Canary deployments and releases help you switch traffic between an old version of an application and a newly deployed version. It also monitors the health of the newly deployed version. If there are any problems with the new version, the canary deployment can automatically switch traffic back to the old version. Canary deployments give you the ability to switch traffic between application versions with more control.

For more information about how to implement canary deployments for Amazon ECS using App Mesh, see Create a pipeline with canary deployments for Amazon ECS using App Mesh

App Mesh and Kubernetes

Getting started with AWS App Mesh and Kubernetes

When you integrate AWS App Mesh with Kubernetes using the App Mesh controller for Kubernetes, you manage App Mesh resources, such as meshes, virtual services, virtual nodes, virtual routers, and routes through Kubernetes. You also automatically add the App Mesh sidecar container images to Kubernetes pod specifications. This tutorial guides you through the installation of the App Mesh controller for Kubernetes to enable this integration.

The controller is accompanied by the deployment of the following Kubernetes custom resource definitions: meshes, virtual services, virtual nodes, and virtual routers. The controller watches for creation, modification, and deletion of the custom resources and makes changes to the corresponding App Mesh the section called “Meshes” (p. 57), the section called

“Virtual services” (p. 57), the section called “Virtual nodes” (p. 64), the section called “Virtual gateways” (p. 58), the section called “Gateway routes” (p. 62), the section called “Virtual

routers” (p. 69) (including the section called “Routes” (p. 70)) resources through the App Mesh API.

To learn more or contribute to the controller, see the GitHub project.

The controller also installs a webhook that injects the following containers into Kubernetes pods that are labeled with a name that you specify.

App Mesh Envoy proxy – Envoy uses the configuration defined in the App Mesh control plane to determine where to send your application traffic.

App Mesh proxy route manager – Updates iptables rules in a pod's network namespace that route inbound and outbound traffic through Envoy.

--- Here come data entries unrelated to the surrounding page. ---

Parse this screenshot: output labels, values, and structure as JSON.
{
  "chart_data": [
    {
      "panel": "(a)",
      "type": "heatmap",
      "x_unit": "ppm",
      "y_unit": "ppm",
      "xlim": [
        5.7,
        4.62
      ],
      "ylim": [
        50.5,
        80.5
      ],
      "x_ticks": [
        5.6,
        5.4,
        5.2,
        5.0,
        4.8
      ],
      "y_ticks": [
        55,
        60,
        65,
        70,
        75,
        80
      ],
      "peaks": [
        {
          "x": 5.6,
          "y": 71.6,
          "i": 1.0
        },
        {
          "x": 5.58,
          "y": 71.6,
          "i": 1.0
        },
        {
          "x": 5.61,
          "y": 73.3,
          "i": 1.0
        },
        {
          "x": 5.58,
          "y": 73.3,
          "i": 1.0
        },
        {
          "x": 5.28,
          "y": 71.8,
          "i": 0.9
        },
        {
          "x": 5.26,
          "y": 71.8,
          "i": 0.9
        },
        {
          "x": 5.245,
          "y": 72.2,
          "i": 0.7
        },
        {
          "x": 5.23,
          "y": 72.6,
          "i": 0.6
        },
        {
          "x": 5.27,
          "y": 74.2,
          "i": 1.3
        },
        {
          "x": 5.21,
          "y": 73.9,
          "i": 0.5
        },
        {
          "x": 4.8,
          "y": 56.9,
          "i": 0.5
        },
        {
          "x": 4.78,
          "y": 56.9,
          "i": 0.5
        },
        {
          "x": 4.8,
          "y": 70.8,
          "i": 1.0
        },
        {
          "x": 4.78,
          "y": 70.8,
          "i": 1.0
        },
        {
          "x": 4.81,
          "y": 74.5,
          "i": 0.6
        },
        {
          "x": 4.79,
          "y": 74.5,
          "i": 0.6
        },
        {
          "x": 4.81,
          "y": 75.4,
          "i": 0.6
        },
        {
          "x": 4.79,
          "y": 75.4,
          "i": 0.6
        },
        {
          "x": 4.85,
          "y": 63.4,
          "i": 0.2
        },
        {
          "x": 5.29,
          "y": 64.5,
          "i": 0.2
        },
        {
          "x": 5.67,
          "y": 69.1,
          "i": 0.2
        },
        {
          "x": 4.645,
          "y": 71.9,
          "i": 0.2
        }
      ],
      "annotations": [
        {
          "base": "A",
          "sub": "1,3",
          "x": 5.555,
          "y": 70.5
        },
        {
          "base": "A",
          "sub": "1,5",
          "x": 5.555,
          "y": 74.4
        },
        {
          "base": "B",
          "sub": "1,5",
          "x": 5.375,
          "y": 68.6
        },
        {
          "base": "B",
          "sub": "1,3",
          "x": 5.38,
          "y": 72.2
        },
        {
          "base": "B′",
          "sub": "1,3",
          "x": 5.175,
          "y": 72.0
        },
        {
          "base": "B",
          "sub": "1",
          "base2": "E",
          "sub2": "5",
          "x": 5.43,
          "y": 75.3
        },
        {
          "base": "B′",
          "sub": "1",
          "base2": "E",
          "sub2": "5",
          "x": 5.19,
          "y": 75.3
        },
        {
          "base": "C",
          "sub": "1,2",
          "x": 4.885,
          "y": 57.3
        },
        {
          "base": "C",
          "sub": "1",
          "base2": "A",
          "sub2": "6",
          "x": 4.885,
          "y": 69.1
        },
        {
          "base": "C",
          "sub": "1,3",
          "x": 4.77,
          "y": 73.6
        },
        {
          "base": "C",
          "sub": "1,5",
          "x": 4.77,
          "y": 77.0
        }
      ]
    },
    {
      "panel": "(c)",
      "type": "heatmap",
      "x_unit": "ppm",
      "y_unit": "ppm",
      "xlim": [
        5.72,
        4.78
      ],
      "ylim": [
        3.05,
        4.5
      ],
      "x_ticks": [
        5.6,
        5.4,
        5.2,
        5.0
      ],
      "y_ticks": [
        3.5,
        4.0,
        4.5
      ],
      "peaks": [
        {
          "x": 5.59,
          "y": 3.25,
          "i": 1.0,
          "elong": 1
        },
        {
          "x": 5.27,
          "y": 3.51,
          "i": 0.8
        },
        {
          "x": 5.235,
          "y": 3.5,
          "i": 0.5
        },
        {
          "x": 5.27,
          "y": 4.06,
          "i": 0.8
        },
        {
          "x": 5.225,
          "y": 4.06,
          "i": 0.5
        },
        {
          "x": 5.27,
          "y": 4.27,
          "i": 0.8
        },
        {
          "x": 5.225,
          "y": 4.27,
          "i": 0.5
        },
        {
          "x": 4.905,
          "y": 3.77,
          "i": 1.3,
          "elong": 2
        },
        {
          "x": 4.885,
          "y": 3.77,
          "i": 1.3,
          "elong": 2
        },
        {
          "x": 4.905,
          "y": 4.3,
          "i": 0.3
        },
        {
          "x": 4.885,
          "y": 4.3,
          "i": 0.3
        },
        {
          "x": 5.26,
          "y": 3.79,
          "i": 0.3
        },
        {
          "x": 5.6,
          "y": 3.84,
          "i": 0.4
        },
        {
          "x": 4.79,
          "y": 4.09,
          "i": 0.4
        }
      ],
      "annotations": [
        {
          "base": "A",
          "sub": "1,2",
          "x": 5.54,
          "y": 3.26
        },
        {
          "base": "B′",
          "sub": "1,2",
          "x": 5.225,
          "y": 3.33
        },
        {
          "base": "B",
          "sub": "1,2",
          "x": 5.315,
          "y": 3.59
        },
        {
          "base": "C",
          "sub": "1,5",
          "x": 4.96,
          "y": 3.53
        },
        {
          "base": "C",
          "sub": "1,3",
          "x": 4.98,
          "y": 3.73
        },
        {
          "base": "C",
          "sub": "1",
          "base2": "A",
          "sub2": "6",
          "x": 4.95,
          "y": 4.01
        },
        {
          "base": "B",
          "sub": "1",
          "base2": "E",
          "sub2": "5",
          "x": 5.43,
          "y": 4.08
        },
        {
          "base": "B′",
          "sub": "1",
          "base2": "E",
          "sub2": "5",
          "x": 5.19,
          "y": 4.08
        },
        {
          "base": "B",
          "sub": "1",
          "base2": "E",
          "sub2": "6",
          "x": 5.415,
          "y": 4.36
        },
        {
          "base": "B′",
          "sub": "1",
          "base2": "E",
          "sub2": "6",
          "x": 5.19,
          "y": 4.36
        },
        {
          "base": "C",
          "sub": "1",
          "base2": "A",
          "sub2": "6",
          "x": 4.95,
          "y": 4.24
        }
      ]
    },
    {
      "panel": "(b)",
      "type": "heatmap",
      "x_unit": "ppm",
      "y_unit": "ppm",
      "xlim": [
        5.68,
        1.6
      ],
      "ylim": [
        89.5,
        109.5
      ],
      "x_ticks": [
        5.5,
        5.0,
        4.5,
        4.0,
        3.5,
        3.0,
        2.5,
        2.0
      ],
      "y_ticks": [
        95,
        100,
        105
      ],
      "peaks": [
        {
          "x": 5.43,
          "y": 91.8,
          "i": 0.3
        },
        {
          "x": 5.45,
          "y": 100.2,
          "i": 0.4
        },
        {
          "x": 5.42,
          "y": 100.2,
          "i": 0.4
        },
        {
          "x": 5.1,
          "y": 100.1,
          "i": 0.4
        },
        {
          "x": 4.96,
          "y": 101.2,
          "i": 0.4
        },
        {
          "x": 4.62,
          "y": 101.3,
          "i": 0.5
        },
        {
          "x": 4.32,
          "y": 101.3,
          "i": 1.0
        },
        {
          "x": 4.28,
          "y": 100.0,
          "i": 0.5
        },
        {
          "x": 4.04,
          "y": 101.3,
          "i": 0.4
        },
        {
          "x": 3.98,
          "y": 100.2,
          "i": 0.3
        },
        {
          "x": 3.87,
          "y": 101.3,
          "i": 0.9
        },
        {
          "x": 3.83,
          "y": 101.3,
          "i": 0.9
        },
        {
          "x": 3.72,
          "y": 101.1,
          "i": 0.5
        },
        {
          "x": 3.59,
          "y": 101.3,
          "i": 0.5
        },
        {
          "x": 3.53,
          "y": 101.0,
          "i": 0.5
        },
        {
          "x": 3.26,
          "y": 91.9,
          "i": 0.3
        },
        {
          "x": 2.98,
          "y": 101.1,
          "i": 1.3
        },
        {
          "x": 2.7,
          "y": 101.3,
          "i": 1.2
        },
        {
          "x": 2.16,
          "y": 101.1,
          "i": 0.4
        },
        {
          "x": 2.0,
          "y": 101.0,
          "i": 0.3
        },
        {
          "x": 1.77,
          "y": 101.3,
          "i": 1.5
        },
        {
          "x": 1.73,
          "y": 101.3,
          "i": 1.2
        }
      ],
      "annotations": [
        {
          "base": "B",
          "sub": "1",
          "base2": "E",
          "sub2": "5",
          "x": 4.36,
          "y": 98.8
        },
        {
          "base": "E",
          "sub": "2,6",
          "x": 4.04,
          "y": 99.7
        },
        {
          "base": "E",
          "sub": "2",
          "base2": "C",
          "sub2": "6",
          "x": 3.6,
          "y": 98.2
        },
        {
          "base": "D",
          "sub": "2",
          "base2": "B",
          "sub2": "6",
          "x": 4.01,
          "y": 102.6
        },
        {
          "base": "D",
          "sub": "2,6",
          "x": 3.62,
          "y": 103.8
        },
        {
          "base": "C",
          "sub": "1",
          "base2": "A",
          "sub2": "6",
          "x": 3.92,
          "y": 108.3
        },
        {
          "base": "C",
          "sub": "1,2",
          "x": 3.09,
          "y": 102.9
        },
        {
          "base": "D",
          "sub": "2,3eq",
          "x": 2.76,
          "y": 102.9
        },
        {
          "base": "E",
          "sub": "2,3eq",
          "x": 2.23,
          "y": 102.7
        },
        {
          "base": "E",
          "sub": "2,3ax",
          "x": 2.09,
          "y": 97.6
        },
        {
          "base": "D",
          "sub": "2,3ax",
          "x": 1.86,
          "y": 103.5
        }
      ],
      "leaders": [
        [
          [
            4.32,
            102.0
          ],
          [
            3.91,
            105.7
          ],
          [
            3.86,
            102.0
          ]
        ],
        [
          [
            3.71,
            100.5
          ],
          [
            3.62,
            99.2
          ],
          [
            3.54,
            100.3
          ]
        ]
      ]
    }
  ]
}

This container runs as a Kubernetes init container inside of the pod.

Prerequisites

• An existing understanding of App Mesh concepts. For more information, see What Is AWS App Mesh? (p. 1).

• An existing understanding of Kubernetes concepts. For more information, see What is Kubernetes in the Kubernetes documentation.

• An existing Kubernetes cluster. If you don't have an existing cluster, see Getting Started with Amazon EKS in the Amazon EKS User Guide. If you're running your own Kubernetes cluster on Amazon EC2, then ensure that Docker is authenticated to the Amazon ECR repository that the Envoy image is in. For more information, see Envoy image, Registry authentication in the Amazon Elastic Container Registry User Guide, and Pull an Image from a Private Registry in the Kubernetes documentation.

• App Mesh supports Linux services that are registered with DNS, AWS Cloud Map, or both. To use this getting started guide, we recommend that you have three existing services that are registered with DNS. The procedures in this topic assume that the existing services are named serviceA, serviceB, and serviceBv2 and that all services are discoverable through a namespace named apps.local.

You can create a service mesh and its resources even if the services don't exist, but you cannot use the mesh until you have deployed actual services.

• The AWS CLI version 1.18.116 or later or 2.0.38 or later installed. To install or upgrade the AWS CLI, see Installing the AWS CLI.

• A kubectl client that is configured to communicate with your Kubernetes cluster. If you're using Amazon Elastic Kubernetes Service, you can use the instructions for installing kubectl and configuring a kubeconfig file.

• Helm version 3.0 or later installed. If you don't have Helm installed, see Using Helm with Amazon EKS in the Amazon EKS User Guide.